Verizon bags $2 billion FAA deal

Connection in the airplane

US operator Verizon has secured a lucrative deal to overhaul the Federal Aviation Administration (FAA)’s networks.

The 15-year FAA Enterprise Network Services (FENS) contract is worth more than $2 billion, and will see the telco design, build and operate a new communications platform that can support all of the agency’s mission critical applications. That includes providing air traffic management (ATM) to the 45,000 flights carrying 2.9 million passengers across the 29 million square miles that make up the US national airspace system (NAS). Which is another way of saying that is pretty a big deal, basically.

Verizon can’t do all this by itself, so has drafted in Saab’s air traffic management division and mission critical comms specialist Frequentis to help.

“This is an incredible opportunity for Verizon to lead the nation’s largest government transportation agency through a telecommunications infrastructure transformation that utilises the latest advances in technology and networking solutions,” said Kyle Malady, Verizon Business CEO, in a statement. “From dynamic services and bandwidth provisioning, to improved insight and visibility into network service configuration and operation, we are excited to help the FAA with a robust solution that will benefit the National Airspace System and administrative users alike.”

FENS is the successor to the FAA Telecommunication Infrastructure (FTI) contract. Implemented in 2002, it is operated by defence contractor L3Harris and connects 4,400 government sites to a highly-reliable and secure voice and data network that carries more than 28,000 individual telco services.
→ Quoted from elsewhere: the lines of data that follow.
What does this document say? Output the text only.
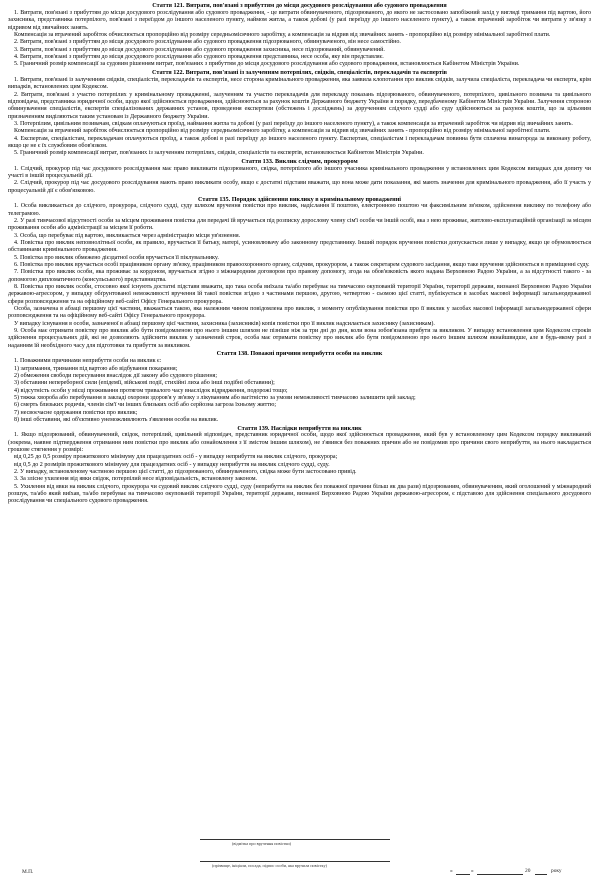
Стаття 121. Витрати, пов'язані з прибуттям до місця досудового розслідування або судового провадження

1. Витрати, пов'язані з прибуттям до місця досудового розслідування або судового провадження, - це витрати обвинуваченого, підозрюваного, до якого не застосовано запобіжний захід у вигляді тримання під вартою, його захисника, представника потерпілого, пов'язані з переїздом до іншого населеного пункту, наймом житла, а також добові (у разі переїзду до іншого населеного пункту), а також втрачений заробіток чи витрати у зв'язку з відривом від звичайних занять.

Компенсація за втрачений заробіток обчислюється пропорційно від розміру середньомісячного заробітку, а компенсація за відрив від звичайних занять - пропорційно від розміру мінімальної заробітної плати.

2. Витрати, пов'язані з прибуттям до місця досудового розслідування або судового провадження підозрюваного, обвинуваченого, він несе самостійно.

3. Витрати, пов'язані з прибуттям до місця досудового розслідування або судового провадження захисника, несе підозрюваний, обвинувачений.

4. Витрати, пов'язані з прибуттям до місця досудового розслідування або судового провадження представника, несе особа, яку він представляє.

5. Граничний розмір компенсації за судовим рішенням витрат, пов'язаних з прибуттям до місця досудового розслідування або судового провадження, встановлюється Кабінетом Міністрів України.

Стаття 122. Витрати, пов'язані із залученням потерпілих, свідків, спеціалістів, перекладачів та експертів

1. Витрати, пов'язані із залученням свідків, спеціалістів, перекладачів та експертів, несе сторона кримінального провадження, яка заявила клопотання про виклик свідків, залучила спеціаліста, перекладача чи експерта, крім випадків, встановлених цим Кодексом.

2. Витрати, пов'язані з участю потерпілих у кримінальному провадженні, залученням та участю перекладачів для перекладу показань підозрюваного, обвинуваченого, потерпілого, цивільного позивача та цивільного відповідача, представника юридичної особи, щодо якої здійснюється провадження, здійснюються за рахунок коштів Державного бюджету України в порядку, передбаченому Кабінетом Міністрів України. Залучення стороною обвинувачення спеціалістів, експертів спеціалізованих державних установ, проведення експертизи (обстежень і досліджень) за дорученням слідчого судді або суду здійснюються за рахунок коштів, що за цільовим призначенням виділяються таким установам із Державного бюджету України.

3. Потерпілим, цивільним позивачам, свідкам оплачуються проїзд, наймання житла та добові (у разі переїзду до іншого населеного пункту), а також компенсація за втрачений заробіток чи відрив від звичайних занять.

Компенсація за втрачений заробіток обчислюється пропорційно від розміру середньомісячного заробітку, а компенсація за відрив від звичайних занять - пропорційно від розміру мінімальної заробітної плати.

4. Експертам, спеціалістам, перекладачам оплачуються проїзд, а також добові в разі переїзду до іншого населеного пункту. Експертам, спеціалістам і перекладачам повинна бути сплачена винагорода за виконану роботу, якщо це не є їх службовим обов'язком.

5. Граничний розмір компенсації витрат, пов'язаних із залученням потерпілих, свідків, спеціалістів та експертів, встановлюється Кабінетом Міністрів України.

Стаття 133. Виклик слідчим, прокурором

1. Слідчий, прокурор під час досудового розслідування має право викликати підозрюваного, свідка, потерпілого або іншого учасника кримінального провадження у встановлених цим Кодексом випадках для допиту чи участі в іншій процесуальній дії.

2. Слідчий, прокурор під час досудового розслідування мають право викликати особу, якщо є достатні підстави вважати, що вона може дати показання, які мають значення для кримінального провадження, або її участь у процесуальній дії є обов'язковою.

Стаття 135. Порядок здійснення виклику в кримінальному провадженні

1. Особа викликається до слідчого, прокурора, слідчого судді, суду шляхом вручення повістки про виклик, надіслання її поштою, електронною поштою чи факсимільним зв'язком, здійснення виклику по телефону або телеграмою.

2. У разі тимчасової відсутності особи за місцем проживання повістка для передачі їй вручається під розписку дорослому члену сім'ї особи чи іншій особі, яка з нею проживає, житлово-експлуатаційній організації за місцем проживання особи або адміністрації за місцем її роботи.

3. Особа, що перебуває під вартою, викликається через адміністрацію місця ув'язнення.

4. Повістка про виклик неповнолітньої особи, як правило, вручається її батьку, матері, усиновлювачу або законному представнику. Інший порядок вручення повістки допускається лише у випадку, якщо це обумовлюється обставинами кримінального провадження.

5. Повістка про виклик обмежено дієздатної особи вручається її піклувальнику.

6. Повістка про виклик вручається особі працівником органу зв'язку, працівником правоохоронного органу, слідчим, прокурором, а також секретарем судового засідання, якщо таке вручення здійснюється в приміщенні суду.

7. Повістка про виклик особи, яка проживає за кордоном, вручається згідно з міжнародним договором про правову допомогу, згода на обов'язковість якого надана Верховною Радою України, а за відсутності такого - за допомогою дипломатичного (консульського) представництва.

8. Повістка про виклик особи, стосовно якої існують достатні підстави вважати, що така особа виїхала та/або перебуває на тимчасово окупованій території України, території держави, визнаної Верховною Радою України державою-агресором, у випадку обґрунтованої неможливості вручення їй такої повістки згідно з частинами першою, другою, четвертою - сьомою цієї статті, публікується в засобах масової інформації загальнодержавної сфери розповсюдження та на офіційному веб-сайті Офісу Генерального прокурора.

Особа, зазначена в абзаці першому цієї частини, вважається такою, яка належним чином повідомлена про виклик, з моменту опублікування повістки про її виклик у засобах масової інформації загальнодержавної сфери розповсюдження та на офіційному веб-сайті Офісу Генерального прокурора.

У випадку існування в особи, зазначеної в абзаці першому цієї частини, захисника (захисників) копія повістки про її виклик надсилається захиснику (захисникам).

9. Особа має отримати повістку про виклик або бути повідомленою про нього іншим шляхом не пізніше ніж за три дні до дня, коли вона зобов'язана прибути за викликом. У випадку встановлення цим Кодексом строків здійснення процесуальних дій, які не дозволяють здійснити виклик у зазначений строк, особа має отримати повістку про виклик або бути повідомленою про нього іншим шляхом якнайшвидше, але в будь-якому разі з наданням їй необхідного часу для підготовки та прибуття за викликом.

Стаття 138. Поважні причини неприбуття особи на виклик

1. Поважними причинами неприбуття особи на виклик є:

1) затримання, тримання під вартою або відбування покарання;

2) обмеження свободи пересування внаслідок дії закону або судового рішення;

3) обставини непереборної сили (епідемії, військові події, стихійні лиха або інші подібні обставини);

4) відсутність особи у місці проживання протягом тривалого часу внаслідок відрядження, подорожі тощо;

5) тяжка хвороба або перебування в закладі охорони здоров'я у зв'язку з лікуванням або вагітністю за умови неможливості тимчасово залишити цей заклад;

6) смерть близьких родичів, членів сім'ї чи інших близьких осіб або серйозна загроза їхньому життю;

7) несвоєчасне одержання повістки про виклик;

8) інші обставини, які об'єктивно унеможливлюють з'явлення особи на виклик.

Стаття 139. Наслідки неприбуття на виклик

1. Якщо підозрюваний, обвинувачений, свідок, потерпілий, цивільний відповідач, представник юридичної особи, щодо якої здійснюється провадження, який був у встановленому цим Кодексом порядку викликаний (зокрема, наявне підтвердження отримання ним повістки про виклик або ознайомлення з її змістом іншим шляхом), не з'явився без поважних причин або не повідомив про причини свого неприбуття, на нього накладається грошове стягнення у розмірі:

від 0,25 до 0,5 розміру прожиткового мінімуму для працездатних осіб - у випадку неприбуття на виклик слідчого, прокурора;

від 0,5 до 2 розмірів прожиткового мінімуму для працездатних осіб - у випадку неприбуття на виклик слідчого судді, суду.

2. У випадку, встановленому частиною першою цієї статті, до підозрюваного, обвинуваченого, свідка може бути застосовано привід.

3. За злісне ухилення від явки свідок, потерпілий несе відповідальність, встановлену законом.

5. Ухилення від явки на виклик слідчого, прокурора чи судовий виклик слідчого судді, суду (неприбуття на виклик без поважної причини більш як два рази) підозрюваним, обвинуваченим, який оголошений у міжнародний розшук, та/або який виїхав, та/або перебуває на тимчасово окупованій території України, території держави, визнаної Верховною Радою України державою-агресором, є підставою для здійснення спеціального досудового розслідування чи спеціального судового провадження.

(відмітка про вручення повістки)
(прізвище, ініціали, посада, підпис особи, яка вручила повістку)
М.П.	«	»	20	року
It has a dedicated Network Operations Control Centre (NOCC) that provides 24/7 monitoring and management of more than 100,000 devices.

During FENS’ acquisition planning phase in August, the FAA pointed out that its “requirements are continual and so there must not be any unscheduled interruptions in service when transitioning from one contract to another.”
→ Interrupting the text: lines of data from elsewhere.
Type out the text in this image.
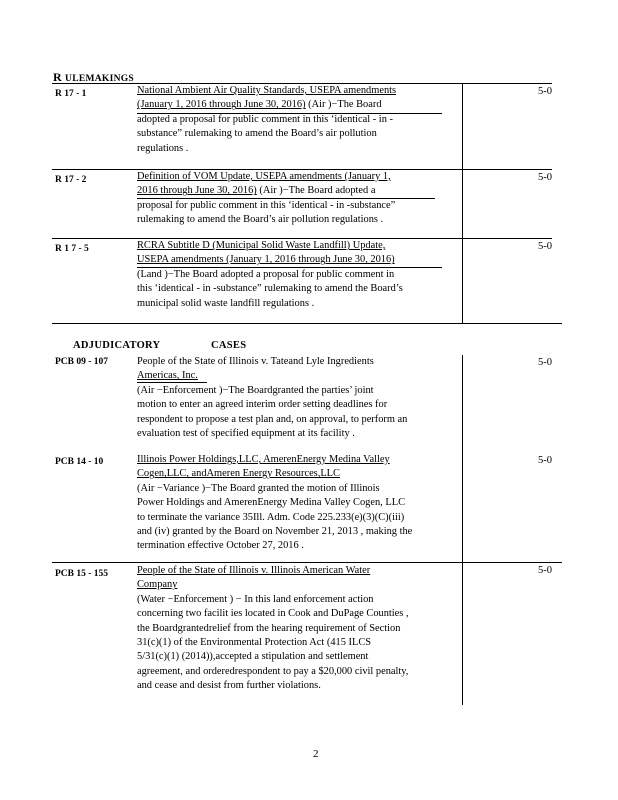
R ULEMAKINGS
R 17 - 1	5-0
National Ambient Air Quality Standards, USEPA amendments
(January 1, 2016 through June 30, 2016) (Air )−The Board
adopted a proposal for public comment in this ‘identical - in -
substance” rulemaking to amend the Board’s air pollution
regulations .
R 17 - 2	5-0
Definition of VOM Update, USEPA amendments (January 1,
2016 through June 30, 2016) (Air )−The Board adopted a
proposal for public comment in this ‘identical - in -substance”
rulemaking to amend the Board’s air pollution regulations .
R 1 7 - 5	5-0
RCRA Subtitle D (Municipal Solid Waste Landfill) Update,
USEPA amendments (January 1, 2016 through June 30, 2016)
(Land )−The Board adopted a proposal for public comment in
this ‘identical - in -substance” rulemaking to amend the Board’s
municipal solid waste landfill regulations .
ADJUDICATORY	CASES
PCB 09 - 107	5-0
People of the State of Illinois v. Tateand Lyle Ingredients
Americas, Inc.
(Air −Enforcement )−The Boardgranted the parties’ joint
motion to enter an agreed interim order setting deadlines for
respondent to propose a test plan and, on approval, to perform an
evaluation test of specified equipment at its facility .
PCB 14 - 10	5-0
Illinois Power Holdings,LLC, AmerenEnergy Medina Valley
Cogen,LLC, andAmeren Energy Resources,LLC
(Air −Variance )−The Board granted the motion of Illinois
Power Holdings and AmerenEnergy Medina Valley Cogen, LLC
to terminate the variance 35Ill. Adm. Code 225.233(e)(3)(C)(iii)
and (iv) granted by the Board on November 21, 2013 , making the
termination effective October 27, 2016 .
PCB 15 - 155	5-0
People of the State of Illinois v. Illinois American Water
Company
(Water −Enforcement ) − In this land enforcement action
concerning two facilit ies located in Cook and DuPage Counties ,
the Boardgrantedrelief from the hearing requirement of Section
31(c)(1) of the Environmental Protection Act (415 ILCS
5/31(c)(1) (2014)),accepted a stipulation and settlement
agreement, and orderedrespondent to pay a $20,000 civil penalty,
and cease and desist from further violations.
2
No pressure then, Verizon.

“With our team of recognised, proven partners, Verizon has expanded our core competencies, enabling us to meet the evolving needs of the NAS and the FENS contract requirements,” Malady said.

It must be a welcome change of pace for both Verizon and the FAA. The two, along with AT&T, have been at loggerheads for more than a year about the potential for C-band 5G spectrum to interfere with aircraft altimeters.

To avoid any mishaps, the operators had agreed not to roll out C-band anywhere near airports until July this year. But that all changed in January when a new FAA rule gave airlines until the beginning of February 2024 to upgrade their instruments. As such, Verizon and AT&T have had to delay their C-band deployments by a further six months.

While nobody wants to put the safety of air passengers at risk, it must nonetheless be galling given the eye-watering sums of money – around $80 billion plus $15 billion to the satellite industry – that telcos paid for their C-band spectrum only to be told they must wait before putting it to use and earning a return.